◆ 人の能力と経済運
人間の能力というのは、全人格的な問題だから何が能力かということは一概には言えないのですが、頭がいいというだけならば、それは能力の一部分に過ぎないということです。
人間の能力というのは、もっと全人格的なものだからこれを測定することはたぶんできないということになります。何故ならば、能力というのは、それに相対する環境やシステムによって異なるからです。
ある場所では優秀な人でも、別の部署に行ったら何もできなかったというのは、その人の能力を引き出す環境圏がなかったということと、自分が自分の能力を発揮するための環境作りに自分が失敗したということもいえるのです。
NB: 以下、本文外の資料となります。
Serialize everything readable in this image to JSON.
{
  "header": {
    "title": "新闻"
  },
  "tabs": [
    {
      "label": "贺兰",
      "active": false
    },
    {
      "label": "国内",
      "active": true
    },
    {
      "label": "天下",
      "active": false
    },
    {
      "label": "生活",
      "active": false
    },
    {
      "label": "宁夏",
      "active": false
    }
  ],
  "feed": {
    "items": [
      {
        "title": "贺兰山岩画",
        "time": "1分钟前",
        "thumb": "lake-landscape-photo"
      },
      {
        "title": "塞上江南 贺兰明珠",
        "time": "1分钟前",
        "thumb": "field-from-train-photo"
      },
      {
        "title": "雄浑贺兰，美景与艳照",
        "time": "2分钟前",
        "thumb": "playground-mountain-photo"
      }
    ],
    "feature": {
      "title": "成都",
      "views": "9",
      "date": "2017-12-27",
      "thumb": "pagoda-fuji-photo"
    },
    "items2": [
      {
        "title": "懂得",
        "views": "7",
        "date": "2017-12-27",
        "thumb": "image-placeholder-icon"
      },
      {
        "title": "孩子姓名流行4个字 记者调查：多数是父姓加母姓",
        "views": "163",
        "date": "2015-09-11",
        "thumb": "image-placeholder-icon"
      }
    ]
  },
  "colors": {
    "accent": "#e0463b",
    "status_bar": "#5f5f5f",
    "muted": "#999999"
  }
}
わかりやすくいえば、高級官僚が民間会社に入って競走したら全く話にならないダメ人間ということはよくある話です。反対に学校の成績はよくなくても社会で重要な働きをしている人はいっぱいいます。だから能力というのは、一つだけではなくて総合的な人格上の問題と、時代や環境圏が自分の持っているリソースにマッチングしているかということが大きな課題になるのです。
ですから、歴史上で戦乱期の英雄が平和の時代に生きていたら「はみ出しもの」に過ぎないということもあり得るのです。
時代を知り、社会のシステムを知り、そして最後に自分を知るということが自分という人間の能力をどう発揮すればいいかということにつながるのです。
だから財における量的な問題は、人の部分的な能力ではなくて、社会システムの中で効率のいいビジネスを選び、その中でどうやって量的な拡大を図るかということになります。そこに自分と相対するリソースを見つけることが大切なのです。
そこに社会の面白さがあります。大学を出ても財を量的に扱えない人もいれば、学はなくても財を量的に大きく扱える人もいるというわけです。
3)仕事運との関係
◆ 仕事運は社会的な使命(ミッション)
普通人は仕事というのはそのまま収入の道と考えているのだが、それだけではないのです。仕事を選ぶときには、この仕事は向いているとか好きだとか嫌いだとか、やってみたい仕事であるとかなどといった別の要素が入ってきます。それでも家族が増えたり様々な生活上の問題が増えると、収入だけを考えた仕事になってしまうことが現実でしょう。
仕事というのは、実は収入の道ではなくて「その人のの社会的な使命」が仕事なのです。よく「天職」といわれる。それは、その仕事を通してその人が果たさなければならない社会的な使命がそこにあるからなのです。